I still have concerns that Adobe still really doesn’t understand the practicalities of technical communication, that features appear as solutions looking for problems to solve. However, Adobe is the market leader and, as we’ve seen in IT many times before, it’s often the company with the best marketing (rather than the best software) that wins.

The latest swathe of products gives MadCap a full, end to end, system that should be able to handle anything a ‘typical’ technical communications team can throw at it. In saying that, without a little more detail it may all be smoke and mirrors (something they’ve been accused of in the past) but the simple fact is that MadCap have already demonstrated they ‘get’ the current marketplace, and they’ve certainly made a big enough splash to warrant the attention.

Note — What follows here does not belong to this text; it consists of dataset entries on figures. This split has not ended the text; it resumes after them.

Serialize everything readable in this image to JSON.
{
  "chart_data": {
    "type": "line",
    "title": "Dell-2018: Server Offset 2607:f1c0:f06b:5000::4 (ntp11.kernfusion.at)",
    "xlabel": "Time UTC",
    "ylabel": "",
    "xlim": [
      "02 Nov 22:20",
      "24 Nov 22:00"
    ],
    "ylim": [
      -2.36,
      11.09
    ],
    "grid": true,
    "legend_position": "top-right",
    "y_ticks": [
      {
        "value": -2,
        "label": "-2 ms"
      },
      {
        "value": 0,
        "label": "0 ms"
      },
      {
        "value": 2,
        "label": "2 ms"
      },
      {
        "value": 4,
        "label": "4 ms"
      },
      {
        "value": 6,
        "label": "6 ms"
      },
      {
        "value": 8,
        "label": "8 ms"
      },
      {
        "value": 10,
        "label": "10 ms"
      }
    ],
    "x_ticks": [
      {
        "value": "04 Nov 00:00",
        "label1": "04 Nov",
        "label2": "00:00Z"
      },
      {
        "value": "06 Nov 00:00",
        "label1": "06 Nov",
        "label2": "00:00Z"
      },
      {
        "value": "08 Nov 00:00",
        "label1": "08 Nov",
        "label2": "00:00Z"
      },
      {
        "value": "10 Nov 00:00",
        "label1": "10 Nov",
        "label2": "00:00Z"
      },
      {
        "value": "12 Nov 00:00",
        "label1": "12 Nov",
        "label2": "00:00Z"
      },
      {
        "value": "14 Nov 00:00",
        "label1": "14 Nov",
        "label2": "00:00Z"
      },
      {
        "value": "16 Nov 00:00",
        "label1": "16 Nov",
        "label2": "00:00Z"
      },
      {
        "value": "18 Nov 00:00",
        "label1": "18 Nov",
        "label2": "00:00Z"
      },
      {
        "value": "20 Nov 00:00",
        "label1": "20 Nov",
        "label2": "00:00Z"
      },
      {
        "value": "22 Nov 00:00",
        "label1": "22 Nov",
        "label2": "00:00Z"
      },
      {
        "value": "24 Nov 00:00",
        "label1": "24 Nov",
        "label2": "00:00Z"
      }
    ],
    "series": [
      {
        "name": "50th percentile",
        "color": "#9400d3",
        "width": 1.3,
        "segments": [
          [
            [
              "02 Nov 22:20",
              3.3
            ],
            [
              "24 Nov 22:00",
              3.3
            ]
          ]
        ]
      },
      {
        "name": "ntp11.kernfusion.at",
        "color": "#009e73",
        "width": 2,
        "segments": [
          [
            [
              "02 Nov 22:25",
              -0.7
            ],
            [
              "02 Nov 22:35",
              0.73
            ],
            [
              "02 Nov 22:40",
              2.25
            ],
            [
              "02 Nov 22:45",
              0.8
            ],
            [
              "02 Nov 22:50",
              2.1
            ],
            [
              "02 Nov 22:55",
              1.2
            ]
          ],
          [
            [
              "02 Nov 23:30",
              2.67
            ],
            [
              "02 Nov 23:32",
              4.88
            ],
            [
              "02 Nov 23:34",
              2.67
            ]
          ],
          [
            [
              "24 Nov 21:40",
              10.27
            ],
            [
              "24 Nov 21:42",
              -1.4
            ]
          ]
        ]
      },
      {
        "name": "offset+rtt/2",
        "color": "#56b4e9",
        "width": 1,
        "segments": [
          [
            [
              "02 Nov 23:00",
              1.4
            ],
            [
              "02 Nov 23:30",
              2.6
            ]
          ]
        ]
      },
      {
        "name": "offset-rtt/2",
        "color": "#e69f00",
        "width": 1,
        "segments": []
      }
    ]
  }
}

I wonder, if we fast forward a couple of years, if the marketplace will still have one big player. I suspect not as the noises coming out of both the MadCap and AuthorIT camps speak of big things, so perhaps Adobe need to look over their shoulder and up their game? Regardless, the main winner of this competition is you and I, the technical writers who deal with these products on a daily basis. As far as I’m concerned, the biggest part of the MadCap press release is the fact it exists at all. Challenge the status quo and things start to happen, quickly, and the technical communications community can only benefit.